MATABLITAR.COM- Generasi Baru Indonesia (GenBI), yang merupakan mahasiswa penerima beasiswa Bank Indonesia Kediri di komisariat UIN Sayyid Ali Rahmatullah (satu) Tulungagung, bekerjasama dengan LAZISNU Kecamatan Wonodadi, menyerahkan 100 paket Kado Kebahagiaan Untuk Para Isoman (KAGUM). Minggu, (05/09/2021).

Kegiatan tersebut diberi nama Gerakan Sosial yang Terdampak Covid-19 (GESIT Covid-19). Paket Kagum, rencananya akan ditasarufkan melalui semua Ranting Lazisnu diwilayah Kecamatan Wonodadi, dengan syarat dan ketentuan yang telah disepakati bersama.

Baca Juga : Peringati Tahun Baru Hijriyah 1443, NU Ranting Kolomayan Gelar Santunan

Nuril Zahra selaku perwakilan GenBI, dalam sambutannya saat acara serah terima paket bantuan di gedung PAC Muslimat NU Wonodadi menuturkan, bahwa GenBI menaruh kepercayaan kepada Lazisnu Kecamatan Wonodadi, karena dalam pelaksanaan progam, sangat bagus perihal akuntabilitas publik.
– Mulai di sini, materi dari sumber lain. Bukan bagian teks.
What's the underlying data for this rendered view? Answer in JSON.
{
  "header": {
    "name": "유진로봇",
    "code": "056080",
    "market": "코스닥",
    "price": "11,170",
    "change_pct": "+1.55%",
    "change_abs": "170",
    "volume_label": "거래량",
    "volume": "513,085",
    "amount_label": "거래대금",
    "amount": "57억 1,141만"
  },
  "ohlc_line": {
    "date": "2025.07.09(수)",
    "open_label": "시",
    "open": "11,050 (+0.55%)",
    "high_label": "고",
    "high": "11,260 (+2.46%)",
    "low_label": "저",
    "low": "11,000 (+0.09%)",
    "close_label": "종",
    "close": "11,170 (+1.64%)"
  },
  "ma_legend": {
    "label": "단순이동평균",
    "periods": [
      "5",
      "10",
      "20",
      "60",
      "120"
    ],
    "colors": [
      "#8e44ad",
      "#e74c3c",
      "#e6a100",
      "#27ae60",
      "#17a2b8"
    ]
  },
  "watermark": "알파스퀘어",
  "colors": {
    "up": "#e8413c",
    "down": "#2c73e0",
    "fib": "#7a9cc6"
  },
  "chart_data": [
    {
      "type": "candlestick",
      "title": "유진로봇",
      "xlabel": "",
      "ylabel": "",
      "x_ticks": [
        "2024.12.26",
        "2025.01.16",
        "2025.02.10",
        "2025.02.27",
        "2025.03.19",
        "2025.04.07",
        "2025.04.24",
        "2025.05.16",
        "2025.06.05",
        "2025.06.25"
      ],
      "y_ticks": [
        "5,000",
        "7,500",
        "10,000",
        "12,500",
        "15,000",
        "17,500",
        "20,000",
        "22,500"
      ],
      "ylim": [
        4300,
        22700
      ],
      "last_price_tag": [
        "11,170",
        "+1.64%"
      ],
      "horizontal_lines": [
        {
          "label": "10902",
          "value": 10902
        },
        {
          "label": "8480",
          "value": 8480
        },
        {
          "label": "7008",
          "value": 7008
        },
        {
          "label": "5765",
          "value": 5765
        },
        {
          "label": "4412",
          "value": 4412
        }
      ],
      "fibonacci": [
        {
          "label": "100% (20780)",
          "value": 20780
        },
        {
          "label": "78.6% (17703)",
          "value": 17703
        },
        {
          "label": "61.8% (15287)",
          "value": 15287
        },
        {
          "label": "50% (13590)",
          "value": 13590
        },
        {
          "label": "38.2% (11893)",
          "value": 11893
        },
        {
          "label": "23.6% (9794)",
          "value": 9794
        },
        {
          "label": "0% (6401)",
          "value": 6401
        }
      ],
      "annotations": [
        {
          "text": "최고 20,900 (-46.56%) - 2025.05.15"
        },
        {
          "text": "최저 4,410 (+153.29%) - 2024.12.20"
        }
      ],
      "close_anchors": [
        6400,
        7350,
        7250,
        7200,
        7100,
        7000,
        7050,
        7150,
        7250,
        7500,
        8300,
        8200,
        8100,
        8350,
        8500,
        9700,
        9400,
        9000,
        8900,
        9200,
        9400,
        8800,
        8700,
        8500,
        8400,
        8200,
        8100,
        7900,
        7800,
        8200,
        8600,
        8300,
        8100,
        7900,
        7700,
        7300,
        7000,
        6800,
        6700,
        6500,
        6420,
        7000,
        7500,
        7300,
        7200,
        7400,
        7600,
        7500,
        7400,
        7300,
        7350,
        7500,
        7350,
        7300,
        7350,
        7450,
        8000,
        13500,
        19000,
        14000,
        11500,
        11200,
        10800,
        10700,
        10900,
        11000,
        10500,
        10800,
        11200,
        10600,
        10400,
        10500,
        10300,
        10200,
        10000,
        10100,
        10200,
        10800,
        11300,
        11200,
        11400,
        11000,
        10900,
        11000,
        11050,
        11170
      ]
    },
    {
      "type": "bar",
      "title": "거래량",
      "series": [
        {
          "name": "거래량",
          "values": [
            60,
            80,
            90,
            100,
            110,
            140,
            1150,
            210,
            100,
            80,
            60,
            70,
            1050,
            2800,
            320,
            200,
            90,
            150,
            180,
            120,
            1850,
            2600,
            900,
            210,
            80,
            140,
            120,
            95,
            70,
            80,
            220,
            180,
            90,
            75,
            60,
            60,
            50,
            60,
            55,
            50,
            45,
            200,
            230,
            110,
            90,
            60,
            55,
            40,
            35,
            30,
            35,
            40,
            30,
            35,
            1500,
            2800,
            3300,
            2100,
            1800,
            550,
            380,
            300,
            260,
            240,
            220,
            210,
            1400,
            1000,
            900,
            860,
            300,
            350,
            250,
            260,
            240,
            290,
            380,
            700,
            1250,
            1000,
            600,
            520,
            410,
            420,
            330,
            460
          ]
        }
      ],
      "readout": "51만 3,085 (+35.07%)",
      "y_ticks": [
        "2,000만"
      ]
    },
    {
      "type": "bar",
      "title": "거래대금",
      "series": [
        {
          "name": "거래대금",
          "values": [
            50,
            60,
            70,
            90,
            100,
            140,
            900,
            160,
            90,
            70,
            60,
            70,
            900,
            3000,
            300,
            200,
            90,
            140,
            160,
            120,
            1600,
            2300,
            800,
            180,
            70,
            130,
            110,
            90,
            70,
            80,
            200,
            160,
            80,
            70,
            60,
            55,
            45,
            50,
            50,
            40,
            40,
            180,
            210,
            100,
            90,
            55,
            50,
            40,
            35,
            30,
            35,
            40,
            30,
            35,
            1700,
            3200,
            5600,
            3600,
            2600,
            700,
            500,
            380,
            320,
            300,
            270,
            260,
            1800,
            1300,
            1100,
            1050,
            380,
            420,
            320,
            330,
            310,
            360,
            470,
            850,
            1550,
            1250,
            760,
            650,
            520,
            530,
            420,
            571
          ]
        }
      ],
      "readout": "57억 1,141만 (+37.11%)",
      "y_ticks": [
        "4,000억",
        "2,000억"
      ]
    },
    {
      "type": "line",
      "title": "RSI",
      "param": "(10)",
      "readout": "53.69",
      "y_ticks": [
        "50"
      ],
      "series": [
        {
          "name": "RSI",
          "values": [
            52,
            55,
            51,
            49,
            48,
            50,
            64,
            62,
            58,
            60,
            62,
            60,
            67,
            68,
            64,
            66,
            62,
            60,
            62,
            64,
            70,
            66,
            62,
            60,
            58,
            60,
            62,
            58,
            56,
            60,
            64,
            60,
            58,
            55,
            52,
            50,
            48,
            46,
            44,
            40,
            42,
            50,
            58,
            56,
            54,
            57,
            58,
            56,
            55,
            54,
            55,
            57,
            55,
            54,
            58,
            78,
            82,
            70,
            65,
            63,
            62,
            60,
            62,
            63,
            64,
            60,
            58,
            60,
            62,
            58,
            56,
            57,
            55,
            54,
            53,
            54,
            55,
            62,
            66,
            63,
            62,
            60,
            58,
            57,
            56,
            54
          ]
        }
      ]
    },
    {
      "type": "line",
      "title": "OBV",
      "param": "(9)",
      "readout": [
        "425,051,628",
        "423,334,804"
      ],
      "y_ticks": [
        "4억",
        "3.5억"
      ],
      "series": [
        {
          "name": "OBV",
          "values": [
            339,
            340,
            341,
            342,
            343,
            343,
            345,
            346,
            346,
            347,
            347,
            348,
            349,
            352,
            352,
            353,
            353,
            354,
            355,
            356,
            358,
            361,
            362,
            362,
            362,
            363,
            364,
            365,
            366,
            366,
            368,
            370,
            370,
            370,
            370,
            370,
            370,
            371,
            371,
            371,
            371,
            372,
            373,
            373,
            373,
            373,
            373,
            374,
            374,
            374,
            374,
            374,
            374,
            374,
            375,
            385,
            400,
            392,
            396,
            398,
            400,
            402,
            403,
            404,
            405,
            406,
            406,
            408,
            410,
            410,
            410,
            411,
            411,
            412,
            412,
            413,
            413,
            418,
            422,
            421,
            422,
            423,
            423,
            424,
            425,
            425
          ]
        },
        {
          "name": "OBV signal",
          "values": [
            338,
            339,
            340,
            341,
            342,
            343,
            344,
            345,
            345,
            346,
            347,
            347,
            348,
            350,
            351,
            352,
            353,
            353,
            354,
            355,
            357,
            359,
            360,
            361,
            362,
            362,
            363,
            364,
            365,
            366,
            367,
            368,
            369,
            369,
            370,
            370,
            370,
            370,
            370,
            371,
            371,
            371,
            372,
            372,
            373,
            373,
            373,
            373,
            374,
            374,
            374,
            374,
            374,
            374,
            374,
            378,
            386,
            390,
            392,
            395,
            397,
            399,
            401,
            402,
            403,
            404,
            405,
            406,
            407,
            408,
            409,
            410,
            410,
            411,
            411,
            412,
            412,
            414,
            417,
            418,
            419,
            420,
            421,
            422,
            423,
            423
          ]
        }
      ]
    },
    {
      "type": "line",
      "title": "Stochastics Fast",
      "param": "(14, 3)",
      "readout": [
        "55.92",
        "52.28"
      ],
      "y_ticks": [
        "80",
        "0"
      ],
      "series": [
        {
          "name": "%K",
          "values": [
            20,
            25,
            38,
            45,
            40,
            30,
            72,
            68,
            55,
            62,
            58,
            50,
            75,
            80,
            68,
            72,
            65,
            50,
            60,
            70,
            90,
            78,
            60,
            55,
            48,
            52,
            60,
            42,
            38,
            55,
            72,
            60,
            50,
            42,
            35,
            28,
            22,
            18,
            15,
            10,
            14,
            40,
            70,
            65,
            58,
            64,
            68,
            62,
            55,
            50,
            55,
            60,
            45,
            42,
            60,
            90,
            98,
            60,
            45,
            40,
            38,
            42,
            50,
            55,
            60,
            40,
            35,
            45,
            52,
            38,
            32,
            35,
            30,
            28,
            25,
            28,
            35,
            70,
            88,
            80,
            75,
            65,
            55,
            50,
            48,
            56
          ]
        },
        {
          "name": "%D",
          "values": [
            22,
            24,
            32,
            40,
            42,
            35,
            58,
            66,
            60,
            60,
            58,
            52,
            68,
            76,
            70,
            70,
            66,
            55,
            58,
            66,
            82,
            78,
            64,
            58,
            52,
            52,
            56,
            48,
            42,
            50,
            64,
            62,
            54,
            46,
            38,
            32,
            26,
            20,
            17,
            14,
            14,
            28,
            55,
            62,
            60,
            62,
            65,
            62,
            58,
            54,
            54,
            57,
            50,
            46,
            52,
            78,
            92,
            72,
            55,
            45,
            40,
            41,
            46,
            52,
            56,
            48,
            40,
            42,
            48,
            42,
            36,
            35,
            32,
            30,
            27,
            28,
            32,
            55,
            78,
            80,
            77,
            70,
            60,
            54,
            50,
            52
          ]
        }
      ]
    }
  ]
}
“Dalam akuntabilitas publik dan transparansi progam, Lazisnu Wonodadi sangat baik. Melalui aplikasi Simzis, atau sistem informasi manajemen zakat, infak dan sedekah secara modern,” kata Nuril

“Sehingga seluruh masyarakat, bisa melihat kinerja tim, laporan kegiatan, keuangan dan sebagainya secara cepat, serta transfaran berbasis teknologi informasi,” imbuhnya.

Sedangkan Imam Fauzi, selaku Ketua Lazisnu Kecamatan Wonodadi, merasa gembira dan berterimakasih kepada GenBI, yang telah mempercayakan kerjasama tasaruf bantuan, bersama Lazisnu Wonodadi.

Baca Juga : MELAWAN KEPUTUS ASAAN

Menurutnya, progam kerjasama ini sangat positif, selain bantuan bisa dirasakan langsung oleh warga Isoman, atau yang terdampak oleh Corona Virus, juga dapat memumbuhkan jiwa sosial masyarakat, untuk membantu sesama yang membutuhkan.

“Semoga kolaborasi kegiatan ini bisa dilanjut dengan kegiatan lain, terutama terkait pemberdayaan masyarakat. Maupun riset berbasis zakat, infak dan sedekah secara ilmiah dan akademis.” harap Fauzi.